Launching Adults

Many parents tell me the hardest part of parenting is watching their young adults ages 19-25 launch out into the world.

You can’t really talk about what’s going on because they are adults and it is not yours to tell. This is also true of younger children that there comes a point to stop sharing as well, and becomes our work to turn inward and garner support there.

This is a hard time to be launching into the world, but other times in history were also hard. Challenges also exist, and we do our best to prepare our children as they head into adulthood. We can guide them, but only to the extent the young adult wants to hear and act on what would be helpful – and sometimes we honestly don’t have the right answer, because the parent and the now young adult are two different people in situations we never had to deal with!

You worry about them. Many parents tell me they worry for their children’s safety, whether from gun violence or because they are different than other young adults. Bullying can occur even in college, which is disheartening and sad. Parents worry their child won’t be able to find stable employment or a stable healthy relationship.

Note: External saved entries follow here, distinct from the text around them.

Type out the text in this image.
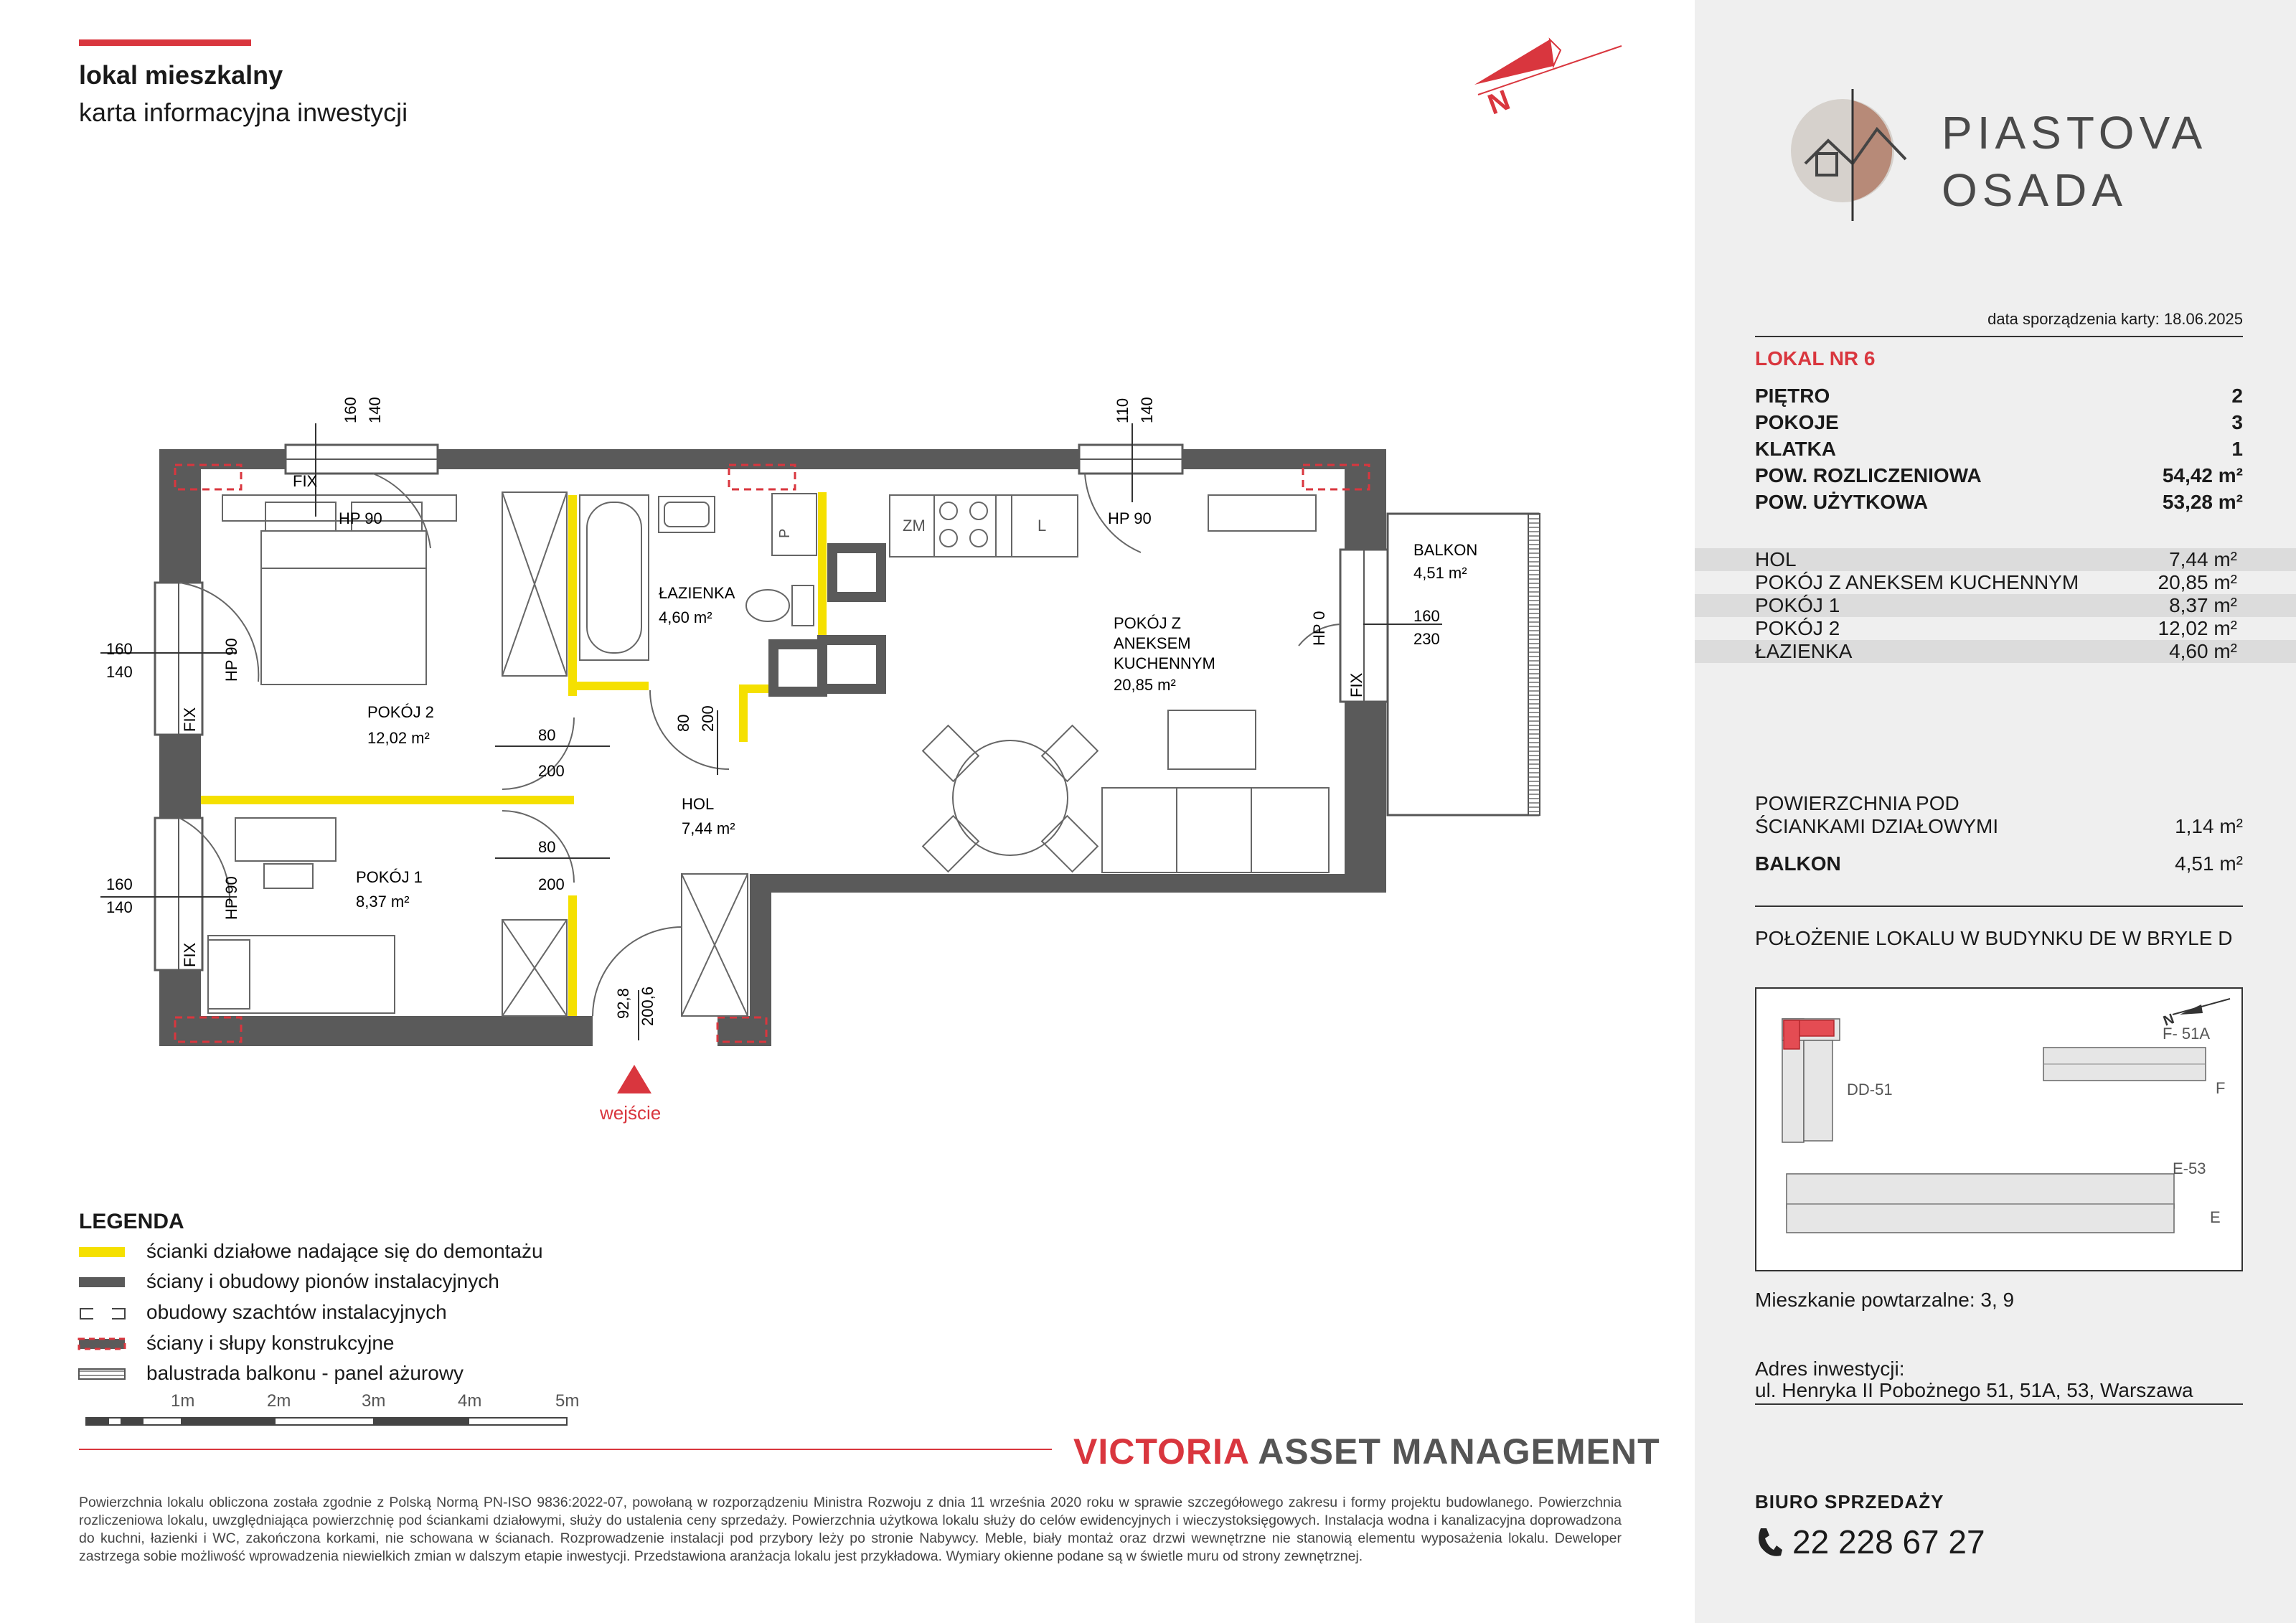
lokal mieszkalny
karta informacyjna inwestycji	N
BALKON
4,51 m²
P	ZM	L
160 140	110 140
160
140
160
140
160
230
80
200
80
200
80 200
92,8 200,6
FIX
HP 90	HP 90
HP 90
FIX
HP 90
FIX
HP 0
FIX
POKÓJ 2
12,02 m²
POKÓJ 1
8,37 m²
ŁAZIENKA
4,60 m²
HOL
7,44 m²
POKÓJ Z
ANEKSEM
KUCHENNYM
20,85 m²
wejście
1m	2m	3m	4m	5m
LEGENDA
ścianki działowe nadające się do demontażu
ściany i obudowy pionów instalacyjnych
obudowy szachtów instalacyjnych
ściany i słupy konstrukcyjne
balustrada balkonu - panel ażurowy
VICTORIA ASSET MANAGEMENT
Powierzchnia lokalu obliczona została zgodnie z Polską Normą PN-ISO 9836:2022-07, powołaną w rozporządzeniu Ministra Rozwoju z dnia 11 września 2020 roku w sprawie szczegółowego zakresu i formy projektu budowlanego. Powierzchnia rozliczeniowa lokalu, uwzględniająca powierzchnię pod ściankami działowymi, służy do ustalenia ceny sprzedaży. Powierzchnia użytkowa lokalu służy do celów ewidencyjnych i wieczystoksięgowych. Instalacja wodna i kanalizacyjna doprowadzona do kuchni, łazienki i WC, zakończona korkami, nie schowana w ścianach. Rozprowadzenie instalacji pod przybory leży po stronie Nabywcy. Meble, biały montaż oraz drzwi wewnętrzne nie stanowią elementu wyposażenia lokalu. Deweloper zastrzega sobie możliwość wprowadzenia niewielkich zmian w dalszym etapie inwestycji. Przedstawiona aranżacja lokalu jest przykładowa. Wymiary okienne podane są w świetle muru od strony zewnętrznej.
PIASTOVA
OSADA
data sporządzenia karty: 18.06.2025
LOKAL NR 6
PIĘTRO	2
POKOJE	3
KLATKA	1
POW. ROZLICZENIOWA	54,42 m²
POW. UŻYTKOWA	53,28 m²
HOL	7,44 m²
POKÓJ Z ANEKSEM KUCHENNYM	20,85 m²
POKÓJ 1	8,37 m²
POKÓJ 2	12,02 m²
ŁAZIENKA	4,60 m²
POWIERZCHNIA POD
ŚCIANKAMI DZIAŁOWYMI	1,14 m²
BALKON	4,51 m²
POŁOŻENIE LOKALU W BUDYNKU DE W BRYLE D
DD-51
F- 51A
F
E-53
E
N
Mieszkanie powtarzalne: 3, 9
Adres inwestycji:
ul. Henryka II Pobożnego 51, 51A, 53, Warszawa
BIURO SPRZEDAŻY
22 228 67 27
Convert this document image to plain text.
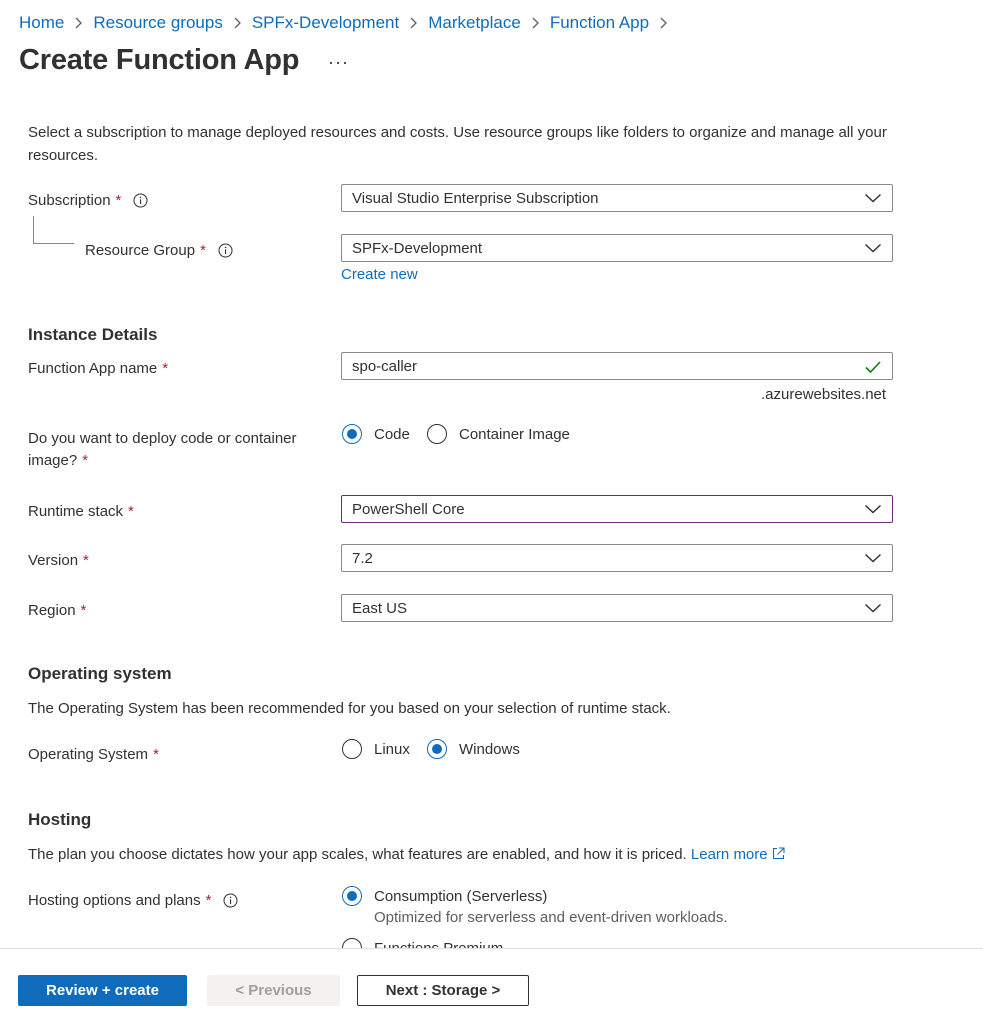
Home Resource groups SPFx-Development Marketplace Function App
Create Function App ···
Select a subscription to manage deployed resources and costs. Use resource groups like folders to organize and manage all your resources.
Subscription *	Visual Studio Enterprise Subscription
Resource Group *	SPFx-Development
Create new
Instance Details
Function App name *	spo-caller
.azurewebsites.net
Do you want to deploy code or container image? *
Code	Container Image
Runtime stack *	PowerShell Core
Version *	7.2
Region *	East US
Operating system
The Operating System has been recommended for you based on your selection of runtime stack.
Operating System *	Linux	Windows
Hosting
The plan you choose dictates how your app scales, what features are enabled, and how it is priced. Learn more
Hosting options and plans *	Consumption (Serverless)
Optimized for serverless and event-driven workloads.
Review + create	< Previous	Next : Storage >
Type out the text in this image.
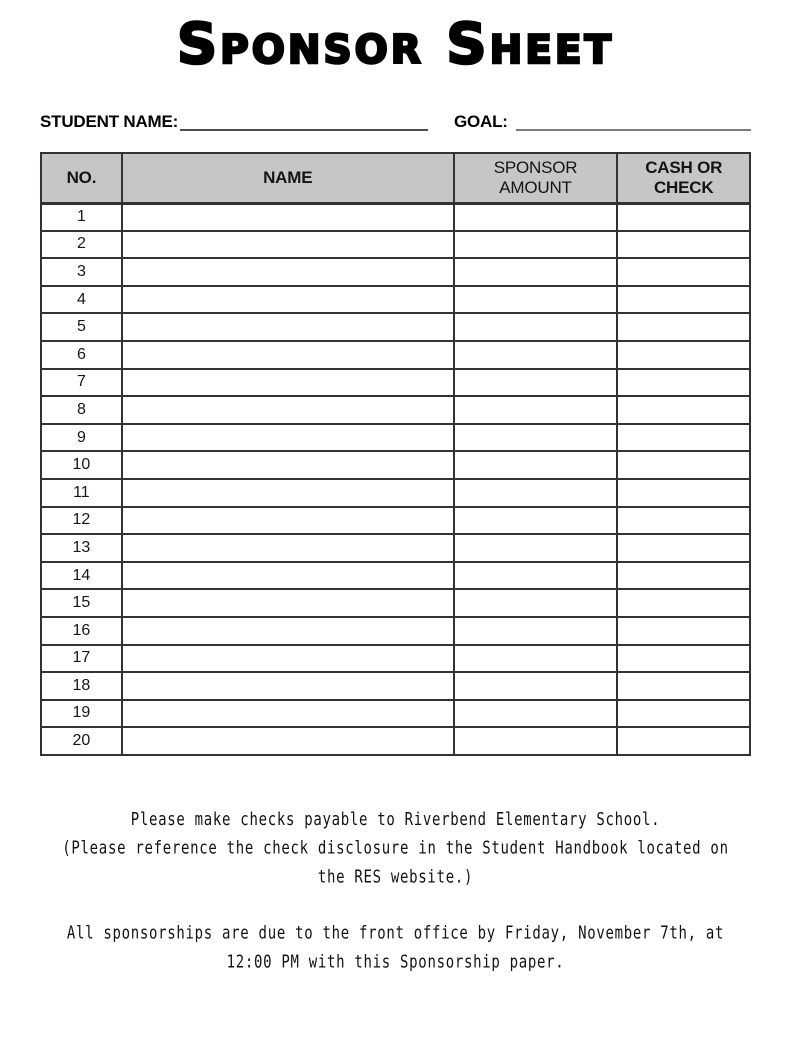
Sponsor Sheet
STUDENT NAME:	GOAL:
NO.	NAME	SPONSOR AMOUNT	CASH OR CHECK
1			
2			
3			
4			
5			
6			
7			
8			
9			
10			
11			
12			
13			
14			
15			
16			
17			
18			
19			
20			
Please make checks payable to Riverbend Elementary School.
(Please reference the check disclosure in the Student Handbook located on
the RES website.)
All sponsorships are due to the front office by Friday, November 7th, at
12:00 PM with this Sponsorship paper.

One mother told me, “And if you even want to complain or worry aloud about how your children are doing – don’t – because then someone will inevitably tell you that you obviously did “it” wrong and how great their children are doing!” Ha. Competition amongst parents can still exist, even at this age. Who is finishing university? Who has a great job? Who is in a solid relationship with someone wonderful? These may be conventional standards, but perhaps asked amongst the elders and extended family and general community. They may be the wrong questions, but ones people think will lead to a happy life.

So, today I say set those worries or niggling fears aside for a moment. There is no worrying that can change the outcome in someone else’s life. They are their own person on their own journey. There will be good and bad along the way and they will make the choices. We did too! We must always remember that our now young adult has their own path to walk and fulfill. We have prepared them the best that we could and we can send them the power of our love and support. We can be in their corner, always and forever.

If you have to help your child longer and more intensely than others because things aren’t so typical, then so be that as well. I know parents who have done things above and beyond for their adult children who have struggled with neurologic, physical, or mental health challenges and it helped the parents sleep better at night and worry less. So be it. Everyone’s path is not the same and we do what we need to do to help with their stability and to help the health of our children sometimes. These situations can be complex, and easy for others to try to judge from the outside, but honestly, don’t we all wish we had people like that in our corner!

So…..

To those of you with young adults that you are worried about, I see you. Please know there are so many paths and ways to become independent adults and the early 20s can be a time of trying to pull all those pieces together. It really doesn’t matter what you were doing at that age; this is their journey. Support them in love.

To those of you with children that are seen as “atypical” in some way and you are worried about their safety and things that others may judge and deem very basic, I see that and hold that in my heart. We all want our children to be safe and accepted and loved.

To those of you whose children are in college and dealing with things you didn’t think they would have to deal with or discovering that this path is not what they thought, I see you.

To those of you with children on paths seen as not as standard as heading off to university, I see you.

For those of you dealing with judgment surrounding your young adults in some way, I see you. Life and maturing, in the 19-25 age bracket is not often linear.

Parenting is hard and launching young adults is hard, but it can also be a pleasure. The moments of joy and success can radiate, and the parenting at this age, like all ages, can be fun and wonderful. It is exciting to create a relationship with your young adult that is different than it was when they were younger. It can be a bittersweet time to watch them grow, stretch, fail, learn but such a wonderful time to extend our love and support even more as we see them for who they are and who they will become.

The days of parenting may seem long and the years may seem short, but I am telling you that you will never, ever regret the time and everything you have invested in having good communication and an open relationship with your child. This helps immensely. It is especially a good reminder for those of us that still have younger children at home while we watch our other children who have launched and are navigating the world. It gives clarity to parenting path, decisions, ideals.